El tratamiento del derecho a la objeción de conciencia en la Ley de Eutanasia.

 

José Antonio Díez Fernández

Profesor de Derecho en la Universidad Internacional de La Rioja

Coordinador General de ANDOC

 

Enviado: 24 de junio de 2021

Aceptado: 5 de julio de 2021

Publicado: 25 de julio de 2021

 

 

El creciente bien del mundo depende en parte de actos no históricos; que a ti y a mí las cosas no nos vayan tan mal como podrían haber ido, se debe en parte al número de los que vivieron fielmente una vida oculta, y descansan en tumbas no visitadas. (George Elliot)

 

Inicio estas líneas con la conocida frase de la rebelde y feminista poetisa inglesa, que utilizará el director de cine T. Malick como epílogo a su película “A Hidden Life” (Vida oculta, en español). El film relata la hasta hace poco, desconocida historia del campesino austriaco Franz Jägerstätter que pagó con su vida su rechazo a jurar ciega obediencia al nazismo, y pienso que puede servir de punto de reflexión para tratar del modo en que la recién aprobada ley de la eutanasia, desafía un modelo de ética médica vigente desde hace 25 siglos. Evidentemente, esta ley no busca acabar directamente con la objeción de conciencia (sería demasiado fuerte, al menos, al principio), pero sí se nutre de una lógica moral y jurídica destinada ineludiblemente a convertir la ética médica en algo irrelevante, abocando a un cada vez más reducido número de médicos a recluirse en una pequeña reserva donde estarán asépticamente señalados y perfectamente vigilados, en previsión de que extiendan el peligroso virus de la disidencia a otros colegas y a la sociedad en general.

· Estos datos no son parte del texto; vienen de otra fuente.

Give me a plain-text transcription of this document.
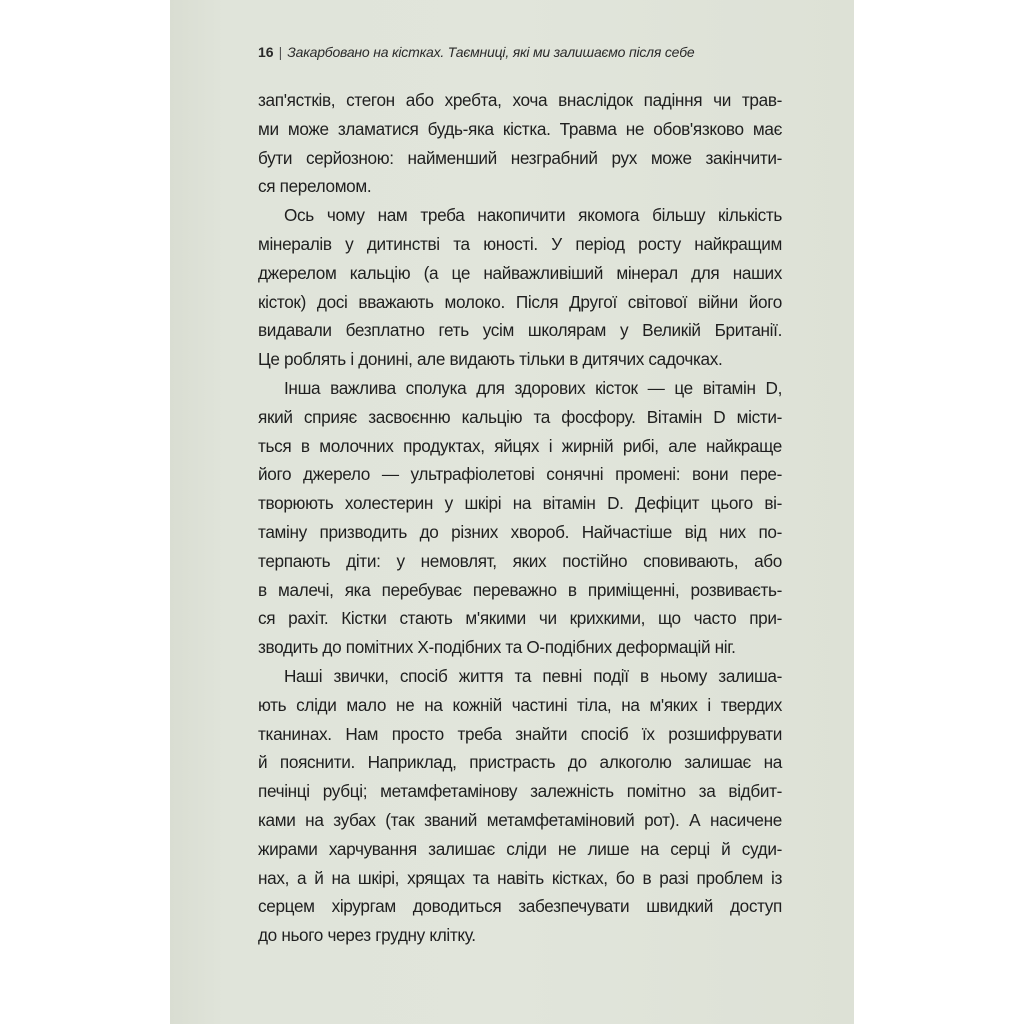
16 | Закарбовано на кістках. Таємниці, які ми залишаємо після себе
зап'ястків, стегон або хребта, хоча внаслідок падіння чи трав-
ми може зламатися будь-яка кістка. Травма не обов'язково має
бути серйозною: найменший незграбний рух може закінчити-
ся переломом.
Ось чому нам треба накопичити якомога більшу кількість
мінералів у дитинстві та юності. У період росту найкращим
джерелом кальцію (а це найважливіший мінерал для наших
кісток) досі вважають молоко. Після Другої світової війни його
видавали безплатно геть усім школярам у Великій Британії.
Це роблять і донині, але видають тільки в дитячих садочках.
Інша важлива сполука для здорових кісток — це вітамін D,
який сприяє засвоєнню кальцію та фосфору. Вітамін D місти-
ться в молочних продуктах, яйцях і жирній рибі, але найкраще
його джерело — ультрафіолетові сонячні промені: вони пере-
творюють холестерин у шкірі на вітамін D. Дефіцит цього ві-
таміну призводить до різних хвороб. Найчастіше від них по-
терпають діти: у немовлят, яких постійно сповивають, або
в малечі, яка перебуває переважно в приміщенні, розвиваєть-
ся рахіт. Кістки стають м'якими чи крихкими, що часто при-
зводить до помітних Х-подібних та О-подібних деформацій ніг.
Наші звички, спосіб життя та певні події в ньому залиша-
ють сліди мало не на кожній частині тіла, на м'яких і твердих
тканинах. Нам просто треба знайти спосіб їх розшифрувати
й пояснити. Наприклад, пристрасть до алкоголю залишає на
печінці рубці; метамфетамінову залежність помітно за відбит-
ками на зубах (так званий метамфетаміновий рот). А насичене
жирами харчування залишає сліди не лише на серці й суди-
нах, а й на шкірі, хрящах та навіть кістках, бо в разі проблем із
серцем хірургам доводиться забезпечувати швидкий доступ
до нього через грудну клітку.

Desde el Juramento hipocrático (s. IV – V a C) hasta hoy, la profesión médica se ha opuesto firmemente a la eutanasia. El rechazo a esta práctica es una constante en las declaraciones de las instituciones médicas internacionales. Es el caso de la Asociación Médica Mundial (AMM), creada en 1946, coincidiendo con la Declaración de Nuremberg[1]. En la reciente Declaración de Tiflis (Georgia) la AMM reafirmó su firme convencimiento de que la eutanasia entra en conflicto con los principios éticos básicos de la práctica médica (…) e insta a todas las asociaciones médicas nacionales y los médicos a no participar en la eutanasia, incluso si está permitida por la legislación nacional o despenalizada bajo ciertas condiciones. La declaración es breve y meridianamente clara: “Ningún médico, añade, debe ser obligado a participar en eutanasia o suicidio con ayuda médica, ni tampoco debe ser obligado a derivar un paciente con este objetivo”[2]

En nuestros días, hay varias líneas de fuerza que confluyen en cómo afrontar eutanasia:

  • Miedo al dolor.
  • Miedo a la muerte (tabú) que es entendida como algo innombrable, un fallo que hay que reparar.
  • Entronización del derecho incondicionado a una libertad autónoma. En lenguaje de los partidarios, el derecho a la vida no conlleva el deber de seguir viviendo, si no se desea, unido al emotivismo ético. Aparentemente el derecho a una libertad autónoma irrestricta (no solo en este campo) parece gozar de una fortaleza y de una certeza indiscutible, de modo que quienes disienten se colocan en el “lado equivocado de la historia”.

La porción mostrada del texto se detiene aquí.